Кроме всех этих дел, нужно было убирать в отделении, уборщица полагалась только в экстренных случаях. Севастьянов чистил пол скребком, мел веником, поливал водой из лейки. Лейку ссужал сосед, парикмахер Жан, Иван Яковлевич. И улицу подметал Севастьянов, справа от него работал метлой Иван Яковлевич, слева — сторож из баптистского молитвенного дома. Иван Яковлевич симпатизировал Севастьянову и стриг его бесплатно, только за одеколон брал, когда Севастьянову приходила фантазия подушиться.
Все, что требовалось, Севастьянов делал с азартом. Потому что это была работа для «Серпа и молота».
«Серп и молот!» Мир дивный, могущественный! Держава печати! Вот только сейчас фельетонист Вадим Железный в роскошной новенькой скрипящей кожанке сидел у залитого чернилами стола и писал — писал и зачеркивал, комкал и швырял в корзину… и вот уже несут его листки вниз в типографию; и важный наборщик в черном халате, в очках с серебряной оправой, положив перед собой эти листки, набирает в верстатку свинцовые букашки, в свинцовые рядки строит сочинение фельетониста и ловко связывает шпагатом; и печатная машина, жужжа, хлопает плоским крылом, и стопы влажных газет растут на обшарпанном прилавке экспедиции, и газетчики выбегают на вечернюю улицу, крича:
— «Серп и молот» на завтра, речь Чичерина, забастовка докеров в Англии, новый фельетон Вадима Железного!
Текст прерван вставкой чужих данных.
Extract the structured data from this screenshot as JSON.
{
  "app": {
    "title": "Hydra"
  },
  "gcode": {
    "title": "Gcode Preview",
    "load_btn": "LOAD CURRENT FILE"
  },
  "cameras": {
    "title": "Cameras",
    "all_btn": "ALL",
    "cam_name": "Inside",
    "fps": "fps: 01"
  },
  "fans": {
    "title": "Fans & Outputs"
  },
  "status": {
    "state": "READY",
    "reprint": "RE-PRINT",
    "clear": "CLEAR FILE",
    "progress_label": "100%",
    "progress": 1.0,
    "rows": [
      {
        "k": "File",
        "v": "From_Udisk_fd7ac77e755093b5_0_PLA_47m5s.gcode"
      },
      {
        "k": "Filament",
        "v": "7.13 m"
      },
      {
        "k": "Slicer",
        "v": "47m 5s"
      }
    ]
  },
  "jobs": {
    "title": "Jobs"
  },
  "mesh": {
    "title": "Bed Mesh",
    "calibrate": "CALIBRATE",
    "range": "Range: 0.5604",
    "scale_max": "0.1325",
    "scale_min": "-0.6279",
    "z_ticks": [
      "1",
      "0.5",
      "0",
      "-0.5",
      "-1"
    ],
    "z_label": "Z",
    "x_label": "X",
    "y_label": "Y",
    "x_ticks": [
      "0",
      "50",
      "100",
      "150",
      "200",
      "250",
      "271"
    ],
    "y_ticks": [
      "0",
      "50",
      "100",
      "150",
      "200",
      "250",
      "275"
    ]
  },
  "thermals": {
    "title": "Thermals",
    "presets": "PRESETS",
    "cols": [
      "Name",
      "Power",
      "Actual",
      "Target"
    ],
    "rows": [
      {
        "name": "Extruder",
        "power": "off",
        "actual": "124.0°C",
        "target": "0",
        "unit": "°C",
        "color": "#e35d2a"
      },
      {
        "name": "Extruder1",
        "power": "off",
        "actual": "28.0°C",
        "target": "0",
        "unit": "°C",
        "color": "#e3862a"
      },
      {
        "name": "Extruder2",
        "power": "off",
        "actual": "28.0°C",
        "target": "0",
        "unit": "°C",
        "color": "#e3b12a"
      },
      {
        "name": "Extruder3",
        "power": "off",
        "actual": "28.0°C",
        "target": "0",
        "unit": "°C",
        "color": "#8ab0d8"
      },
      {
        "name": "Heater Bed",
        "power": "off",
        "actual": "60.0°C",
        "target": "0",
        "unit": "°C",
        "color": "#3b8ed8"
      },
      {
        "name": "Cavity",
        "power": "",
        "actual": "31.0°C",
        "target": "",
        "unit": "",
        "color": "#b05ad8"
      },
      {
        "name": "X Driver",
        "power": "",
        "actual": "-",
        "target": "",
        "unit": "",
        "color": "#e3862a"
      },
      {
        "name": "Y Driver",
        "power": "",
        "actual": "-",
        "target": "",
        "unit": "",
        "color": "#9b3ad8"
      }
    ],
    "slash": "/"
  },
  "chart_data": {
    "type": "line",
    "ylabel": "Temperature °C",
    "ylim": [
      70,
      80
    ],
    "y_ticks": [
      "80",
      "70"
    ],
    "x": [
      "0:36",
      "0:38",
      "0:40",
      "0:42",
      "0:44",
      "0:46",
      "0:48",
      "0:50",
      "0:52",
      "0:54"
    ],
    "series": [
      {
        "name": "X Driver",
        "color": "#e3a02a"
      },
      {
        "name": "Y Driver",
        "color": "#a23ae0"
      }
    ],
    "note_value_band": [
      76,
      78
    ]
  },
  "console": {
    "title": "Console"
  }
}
Люди читают фельетон — Севастьянов наблюдает: почти все, развернув газету, прежде всего ищут подвал с подписью Железного. То разоблачит кого-нибудь Железный, то воспоет свободный труд, а то напишет что-нибудь проникновенное, воспитательное, вроде того, например, что к трудящейся женщине, товарищу по борьбе, надо относиться чутко, — такие вещи особенно охотно читали и много о них говорили… Понятно, что Железный гордится; купил себе наркомовскую кожанку и портфель и весь скрипит на ходу. И в редакцию является с таким видом, словно от него зависит судьба республики.
В редакции до того не обставлено и пустынно, до того ничего нет, кроме голых столов и рваных плакатов, что шаги в высоких комнатах эхом отражаются от стен. Столы не письменные — простые, вроде кухонных, с одним выдвижным ящиком; письменные были только у Дробышева и Акопяна… О голые столы, залитые чернилами! Они уже поджидали Севастьянова, когда он с почтением посматривал на них, проходя по коридору мимо открытых дверей.
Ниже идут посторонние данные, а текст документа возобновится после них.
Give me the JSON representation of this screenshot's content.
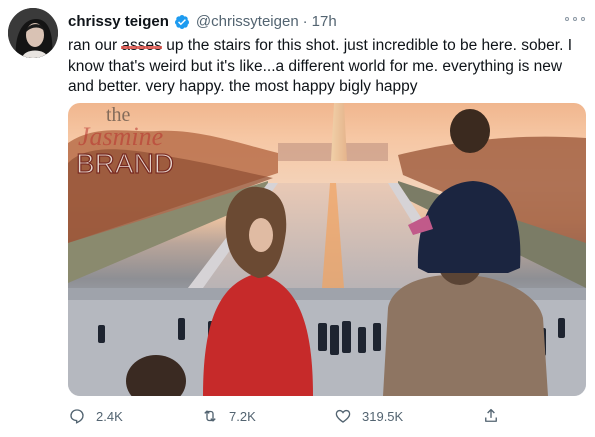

Благодарность простым просторным столам, похожим на кухонные, за ними так хорошо сидеть и писать, они куда удобней массивных, самодовольных, самодовлеющих письменных столов, о тумбы которых стукаются колени. Благодарная память стеклянной чернильнице, квадратной и плоской, с крышкой, похожей на кепку. И деревянной ручке, изгрызенной на конце (вечными перьями писали тогда миллионеры в иностранных фильмах со светловолосой, светлоглазой кинозвездой Осси Освальд…
А слово «фильм», между прочим, было женского рода, говорили: «приключенческая фильма»…).
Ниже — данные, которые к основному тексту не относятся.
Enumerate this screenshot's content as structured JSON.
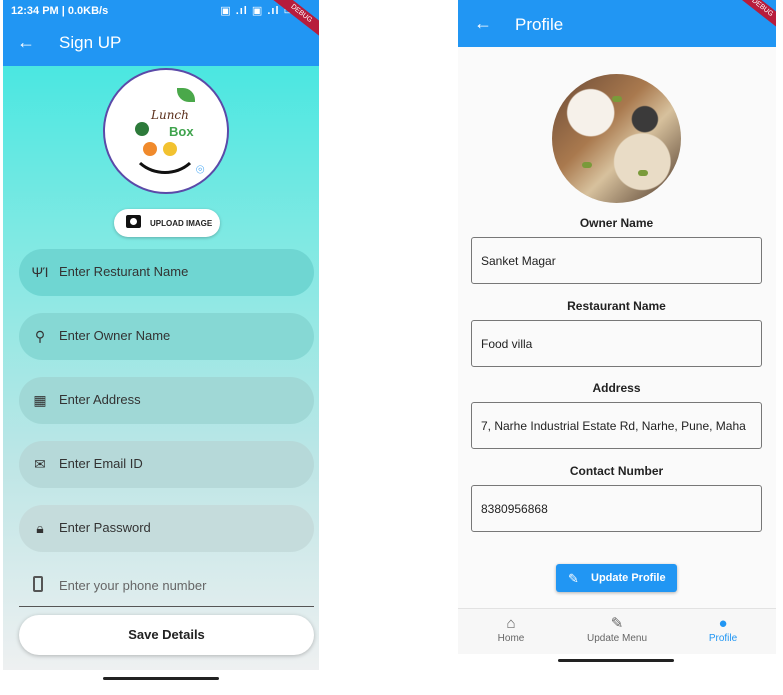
{
  "signup": {
    "status_time": "12:34 PM | 0.0KB/s",
    "title": "Sign UP",
    "debug_badge": "DEBUG",
    "upload_label": "UPLOAD IMAGE",
    "fields": [
      {
        "icon": "restaurant-icon",
        "placeholder": "Enter Resturant Name"
      },
      {
        "icon": "person-icon",
        "placeholder": "Enter Owner Name"
      },
      {
        "icon": "building-icon",
        "placeholder": "Enter Address"
      },
      {
        "icon": "email-icon",
        "placeholder": "Enter Email ID"
      },
      {
        "icon": "lock-icon",
        "placeholder": "Enter Password"
      }
    ],
    "phone_placeholder": "Enter your phone number",
    "save_label": "Save Details",
    "colors": {
      "appbar": "#2196f3",
      "gradient_top": "#36e6e0",
      "gradient_bottom": "#eef0f1"
    }
  },
  "profile": {
    "title": "Profile",
    "debug_badge": "DEBUG",
    "owner_label": "Owner Name",
    "owner_value": "Sanket Magar",
    "restaurant_label": "Restaurant Name",
    "restaurant_value": "Food villa",
    "address_label": "Address",
    "address_value": "7, Narhe Industrial Estate Rd, Narhe, Pune, Maha",
    "contact_label": "Contact Number",
    "contact_value": "8380956868",
    "update_label": "Update Profile",
    "nav": [
      {
        "label": "Home",
        "icon": "home-icon",
        "active": false
      },
      {
        "label": "Update Menu",
        "icon": "pencil-icon",
        "active": false
      },
      {
        "label": "Profile",
        "icon": "person-icon",
        "active": true
      }
    ],
    "colors": {
      "accent": "#2196f3"
    }
  }
}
Дробышев мелькал в коридоре и скрывался у себя в кабинете. На «здравствуйте» Севастьянова иногда отвечал, иногда нет; может быть, и не знал, что за парень попадается навстречу, что он тут делает. Дробышев был член бюро губкома, пропадал на заседаниях и конференциях, уезжал в Москву, а в редакции все делал Акопян, черноглазый, румяный и спокойный, с приятным голосом, он приходил раньше всех и сидел до поздней ночи — в правой руке перо, в левой папироса.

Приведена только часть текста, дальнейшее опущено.